BAKERSFIELD, Calif. (KGET) — Angelique Nash, convicted of murder when she participated in a burglary as a teen that led to the death of an 81-year-old Bakersfield woman, has been granted a motion to be released from custody.

The 27-year-old has been behind bars since her 2010 arrest in the death of Dorothy Session. She will remain at Central California Women’s Facility in Chowchilla until officials there receive a verified court order regarding her release, according to the California Department of Corrections and Rehabilitation.

The motion was heard Monday in a Bakersfield courtroom, prosecutors said.

Nash, 17 at the time, acted as a lookout while her 15-year-old sister, Katila Nash, and a third person, David Deshawn Moses, entered Session’s home. Moses, then 17, hit Session during the burglary, knocking her down. She died from the assault.

All three defendants were convicted of first-degree murder and sentenced to life terms in prison. The Nash sisters were convicted under the felony murder rule, which stated a defendant could be found guilty of murder even if they weren’t the actual killer but committed a dangerous act such as robbery or burglary that resulted in an accidental or unintentional death.

But a new law took effect last year that substantially changed the felony murder rule. It now says a person must actually commit or aid in a killing, or have the intent to kill, during the commission of a crime in order to be charged with murder. Those who previously could have been charged with murder can now only be charged with the underlying crime, whether it’s robbery, burglary, carjacking or another serious crime.

The law is retroactive, and hundreds of defendants convicted under the felony murder rule have filed petitions to have their murder convictions dismissed.

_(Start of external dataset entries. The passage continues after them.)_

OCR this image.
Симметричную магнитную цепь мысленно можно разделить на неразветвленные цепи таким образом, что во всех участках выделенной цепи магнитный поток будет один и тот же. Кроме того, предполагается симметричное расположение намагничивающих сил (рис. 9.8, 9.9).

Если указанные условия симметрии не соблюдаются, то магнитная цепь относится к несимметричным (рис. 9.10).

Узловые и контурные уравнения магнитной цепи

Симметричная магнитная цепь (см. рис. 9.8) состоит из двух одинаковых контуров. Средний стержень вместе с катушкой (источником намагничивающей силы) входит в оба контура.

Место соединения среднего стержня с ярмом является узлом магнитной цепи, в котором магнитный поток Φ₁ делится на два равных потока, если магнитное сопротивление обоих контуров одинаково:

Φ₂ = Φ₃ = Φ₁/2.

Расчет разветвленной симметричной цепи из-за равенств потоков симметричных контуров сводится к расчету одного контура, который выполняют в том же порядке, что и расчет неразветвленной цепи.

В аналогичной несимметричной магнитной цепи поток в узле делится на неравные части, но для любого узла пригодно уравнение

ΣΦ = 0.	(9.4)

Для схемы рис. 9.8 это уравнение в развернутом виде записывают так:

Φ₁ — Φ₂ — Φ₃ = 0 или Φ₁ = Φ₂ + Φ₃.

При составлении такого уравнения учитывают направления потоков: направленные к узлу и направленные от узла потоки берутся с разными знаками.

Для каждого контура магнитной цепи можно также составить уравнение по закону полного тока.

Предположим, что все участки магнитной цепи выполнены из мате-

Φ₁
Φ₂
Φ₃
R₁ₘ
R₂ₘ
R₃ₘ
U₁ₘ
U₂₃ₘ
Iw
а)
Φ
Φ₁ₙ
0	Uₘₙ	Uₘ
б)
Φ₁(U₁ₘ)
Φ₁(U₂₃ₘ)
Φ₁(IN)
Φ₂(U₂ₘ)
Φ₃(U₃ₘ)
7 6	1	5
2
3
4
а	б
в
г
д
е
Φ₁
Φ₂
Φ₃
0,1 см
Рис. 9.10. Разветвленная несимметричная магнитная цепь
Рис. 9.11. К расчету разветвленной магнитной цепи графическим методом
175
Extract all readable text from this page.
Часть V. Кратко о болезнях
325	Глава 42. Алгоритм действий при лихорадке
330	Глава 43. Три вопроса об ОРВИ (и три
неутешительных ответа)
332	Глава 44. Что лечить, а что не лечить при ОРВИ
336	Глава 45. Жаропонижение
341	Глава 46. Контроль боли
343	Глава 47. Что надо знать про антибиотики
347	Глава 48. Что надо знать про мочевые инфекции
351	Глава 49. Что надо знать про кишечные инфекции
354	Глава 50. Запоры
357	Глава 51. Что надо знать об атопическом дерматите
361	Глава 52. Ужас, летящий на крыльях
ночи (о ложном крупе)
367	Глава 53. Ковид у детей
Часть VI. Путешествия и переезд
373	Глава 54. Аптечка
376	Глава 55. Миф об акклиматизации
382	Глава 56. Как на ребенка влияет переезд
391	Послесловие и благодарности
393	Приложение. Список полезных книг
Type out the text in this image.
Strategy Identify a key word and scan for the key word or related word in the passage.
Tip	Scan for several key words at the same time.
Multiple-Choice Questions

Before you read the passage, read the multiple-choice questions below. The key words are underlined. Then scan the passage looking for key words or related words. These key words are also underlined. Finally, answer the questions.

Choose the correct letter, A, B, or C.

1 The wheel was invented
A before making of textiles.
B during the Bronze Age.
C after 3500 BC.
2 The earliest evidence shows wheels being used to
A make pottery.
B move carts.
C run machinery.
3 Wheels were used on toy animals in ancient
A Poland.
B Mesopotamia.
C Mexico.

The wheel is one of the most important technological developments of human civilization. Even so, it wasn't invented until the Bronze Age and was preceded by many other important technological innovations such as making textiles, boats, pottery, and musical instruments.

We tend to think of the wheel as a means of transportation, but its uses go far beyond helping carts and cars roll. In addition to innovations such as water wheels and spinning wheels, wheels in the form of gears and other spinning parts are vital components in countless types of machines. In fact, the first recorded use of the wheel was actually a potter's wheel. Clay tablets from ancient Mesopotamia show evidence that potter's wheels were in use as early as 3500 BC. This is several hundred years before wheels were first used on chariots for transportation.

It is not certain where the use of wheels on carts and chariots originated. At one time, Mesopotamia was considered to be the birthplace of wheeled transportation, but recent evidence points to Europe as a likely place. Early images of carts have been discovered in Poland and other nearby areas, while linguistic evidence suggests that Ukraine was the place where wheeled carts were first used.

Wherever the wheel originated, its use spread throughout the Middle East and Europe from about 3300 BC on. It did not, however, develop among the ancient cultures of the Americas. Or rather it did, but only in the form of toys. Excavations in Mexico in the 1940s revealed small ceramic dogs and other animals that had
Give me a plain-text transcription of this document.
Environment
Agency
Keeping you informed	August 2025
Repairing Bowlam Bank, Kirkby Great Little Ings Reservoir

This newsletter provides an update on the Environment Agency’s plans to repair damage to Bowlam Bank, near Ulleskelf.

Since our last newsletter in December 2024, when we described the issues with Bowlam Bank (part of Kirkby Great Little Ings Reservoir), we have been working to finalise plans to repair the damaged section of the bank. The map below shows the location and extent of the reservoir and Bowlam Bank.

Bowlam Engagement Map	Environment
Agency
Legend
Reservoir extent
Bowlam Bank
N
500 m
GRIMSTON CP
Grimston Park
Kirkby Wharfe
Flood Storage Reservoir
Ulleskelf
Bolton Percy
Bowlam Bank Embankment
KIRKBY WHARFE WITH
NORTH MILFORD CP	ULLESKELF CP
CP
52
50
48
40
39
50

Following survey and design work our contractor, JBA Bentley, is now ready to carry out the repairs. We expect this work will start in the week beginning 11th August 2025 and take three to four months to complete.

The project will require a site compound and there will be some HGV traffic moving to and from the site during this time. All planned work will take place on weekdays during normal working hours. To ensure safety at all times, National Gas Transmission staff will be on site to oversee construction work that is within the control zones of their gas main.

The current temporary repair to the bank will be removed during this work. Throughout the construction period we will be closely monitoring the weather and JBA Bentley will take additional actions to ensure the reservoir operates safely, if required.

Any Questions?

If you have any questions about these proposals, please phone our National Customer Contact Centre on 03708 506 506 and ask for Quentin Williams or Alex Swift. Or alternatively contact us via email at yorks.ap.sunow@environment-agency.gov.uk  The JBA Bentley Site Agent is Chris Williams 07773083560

Last year, the trial court rejected rejected Angelique Nash’s petition to throw out her murder conviction. The court found the new law, SB 1437, unconstitutional because it effectively changed Proposition 7, which was adopted by voters during a statewide general election in 1978. The judge said the legislature must take the law to the voters and let them decide.

An appellate court disagreed, finding the new law constitutional and noting there has been a “sea change” in state law when it comes to juvenile offenders. The court has sent the petition back to Kern for a ruling. A hearing had not been scheduled as of Tuesday, according to court records.

Katila Nash was released from custody last year after another law, SB 1391, stipulated anyone 15 or younger cannot be transferred to adult court for any crime — including murder. An appellate court ruled the law retroactively applied to Nash.

Moses has future hearings scheduled in which the defense plans to introduce mitigating factors regarding Moses’ youth and mental capacity at the time of his arrest. Those factors can then be heard at a future parole hearing.